Two new developments in less than a week! I’m going to be taking part in the Galway Film Fleadh pitching competition this coming Sunday and I’m also taking part in Connecting Creativity, a project that connects artists and writers.
The pitching is a daunting enough prospect: on the one hand, I have 8 minutes (max) to pitch. Even if I only do six minutes, which sounds more likely, that’s a nice long time to have. On the other hand, it’s going to be in front of a hotel ballroom full of people on Sunday afternoon. And there’ll be no Dutch courage (probably a good thing) because I have to drive back to Dublin afterwards!
But apart from being a great opportunity to practice my pitching, this has forced me to finish a treatment for the script I’m pitching. Nothing like a deadline to get things moving.
I’m really looking forward to the pitch but also can’t wait to have it over…
Incidentally, this is the fourth year I’ve applied for this competition, and the first time I’ve been accepted. There are five writers chosen each year based on submitting a one-page idea (and the prize is pretty cool -€3,000!). In retrospect, none of the ideas I’ve submitted in the past have been all that strong on concept, so maybe this is what finally swung it this year.

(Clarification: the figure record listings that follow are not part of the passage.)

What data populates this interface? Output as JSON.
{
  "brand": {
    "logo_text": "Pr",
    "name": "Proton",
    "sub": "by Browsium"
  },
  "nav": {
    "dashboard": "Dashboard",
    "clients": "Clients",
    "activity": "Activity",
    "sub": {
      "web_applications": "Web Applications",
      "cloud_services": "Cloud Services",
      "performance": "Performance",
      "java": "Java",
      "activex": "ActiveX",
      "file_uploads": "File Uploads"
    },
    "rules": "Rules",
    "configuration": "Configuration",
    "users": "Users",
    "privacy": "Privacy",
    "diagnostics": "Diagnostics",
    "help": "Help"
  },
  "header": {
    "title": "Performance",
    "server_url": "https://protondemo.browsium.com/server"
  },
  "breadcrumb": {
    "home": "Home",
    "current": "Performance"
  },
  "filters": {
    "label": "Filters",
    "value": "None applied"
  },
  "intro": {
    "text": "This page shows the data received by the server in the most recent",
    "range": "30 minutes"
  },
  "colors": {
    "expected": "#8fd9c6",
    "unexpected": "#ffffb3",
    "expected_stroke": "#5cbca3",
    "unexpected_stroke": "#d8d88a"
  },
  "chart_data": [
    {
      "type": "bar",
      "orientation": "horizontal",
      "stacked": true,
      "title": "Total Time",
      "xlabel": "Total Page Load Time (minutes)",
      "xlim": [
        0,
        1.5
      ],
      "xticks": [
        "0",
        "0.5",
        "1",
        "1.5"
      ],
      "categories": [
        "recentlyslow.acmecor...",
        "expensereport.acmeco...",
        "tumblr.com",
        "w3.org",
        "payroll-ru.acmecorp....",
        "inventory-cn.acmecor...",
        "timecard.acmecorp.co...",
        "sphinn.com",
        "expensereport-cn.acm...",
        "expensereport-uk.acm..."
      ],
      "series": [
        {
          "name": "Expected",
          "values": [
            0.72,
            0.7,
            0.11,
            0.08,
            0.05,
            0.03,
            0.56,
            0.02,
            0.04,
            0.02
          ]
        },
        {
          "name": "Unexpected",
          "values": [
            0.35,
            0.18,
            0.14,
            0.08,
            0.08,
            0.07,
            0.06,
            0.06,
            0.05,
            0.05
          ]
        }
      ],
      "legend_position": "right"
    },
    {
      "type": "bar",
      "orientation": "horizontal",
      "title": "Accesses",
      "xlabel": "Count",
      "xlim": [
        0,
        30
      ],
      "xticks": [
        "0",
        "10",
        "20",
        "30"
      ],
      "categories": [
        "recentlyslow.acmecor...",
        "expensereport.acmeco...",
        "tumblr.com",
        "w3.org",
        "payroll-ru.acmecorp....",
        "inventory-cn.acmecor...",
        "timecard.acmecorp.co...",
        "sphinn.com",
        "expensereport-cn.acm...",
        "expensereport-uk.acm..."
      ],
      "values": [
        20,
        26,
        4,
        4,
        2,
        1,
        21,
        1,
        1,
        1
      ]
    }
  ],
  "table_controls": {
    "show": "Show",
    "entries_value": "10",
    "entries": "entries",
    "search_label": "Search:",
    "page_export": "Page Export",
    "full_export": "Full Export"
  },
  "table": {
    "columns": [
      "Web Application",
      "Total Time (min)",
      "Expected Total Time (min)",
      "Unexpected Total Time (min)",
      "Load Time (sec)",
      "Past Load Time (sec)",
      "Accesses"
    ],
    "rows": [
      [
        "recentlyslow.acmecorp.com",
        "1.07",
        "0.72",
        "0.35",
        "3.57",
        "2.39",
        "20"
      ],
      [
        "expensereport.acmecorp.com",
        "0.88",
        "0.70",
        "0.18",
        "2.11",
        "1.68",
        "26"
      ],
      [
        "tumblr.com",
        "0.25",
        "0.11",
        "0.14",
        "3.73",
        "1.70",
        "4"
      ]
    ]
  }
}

The second project, Connecting Creativity, is a really interesting idea. Five Irish writers have been paired with American actors, and five American writers are working with actors over here. If you’re the writer, you have to talk to your actor via Skype and try to come up with a five-minute monologue for them based in some way on this conversation. Then in August, the actors will perform their pieces at a theatre in Dublin – the Irish ones in person and the Americans via Skype.
As you can imagine, this is fairly challenging as there’s no theme you have to stick up and no real guidelines other than basing the piece on your actor and your chat with them. I’ve already had a quick talk with my (very nice, friendly) actress Bridget, but I’ve a feeling it might take a few go’s to come up with a script! The golden thing about this project though, is the opportunity to gain experience working with an actor and in particular, to work with someone in another country.
Talking of scripts, I saw This is the End recently. This is a film which was about 50% improvised and I thought the quality of the comedy (possibly as a result) was really skewed. The scene where Rogen and company argue over the last Milky Way (minor, minor spoiler) was hilarious, yet I imagine it said nothing more than “They spat over the Milky Way and who gets to enjoy it” in the script. Or even, “Milky Way scene”. On the other hand, there are endless, talky sequences which manage to make a Hollywood Apocalypse seem boring.
There was a really good movie somewhere in there, it just wasn’t the one we were watching on screen. And I think this is partly because Seth Rogen wrote it (with Evan Goldberg), directed it, starred in it (with all his friends) and probably chose the music, arranged catering and did Jonah Hill’s hair. In a situation like that, you need perspective. Maybe he should have found some script editor who was a complete stranger to him and taken their thoughts on board.
I did enjoy This is the End but I have to agree with the sum-up delivered by the wise soul I saw it with (“it was REALLY self-indulgent”).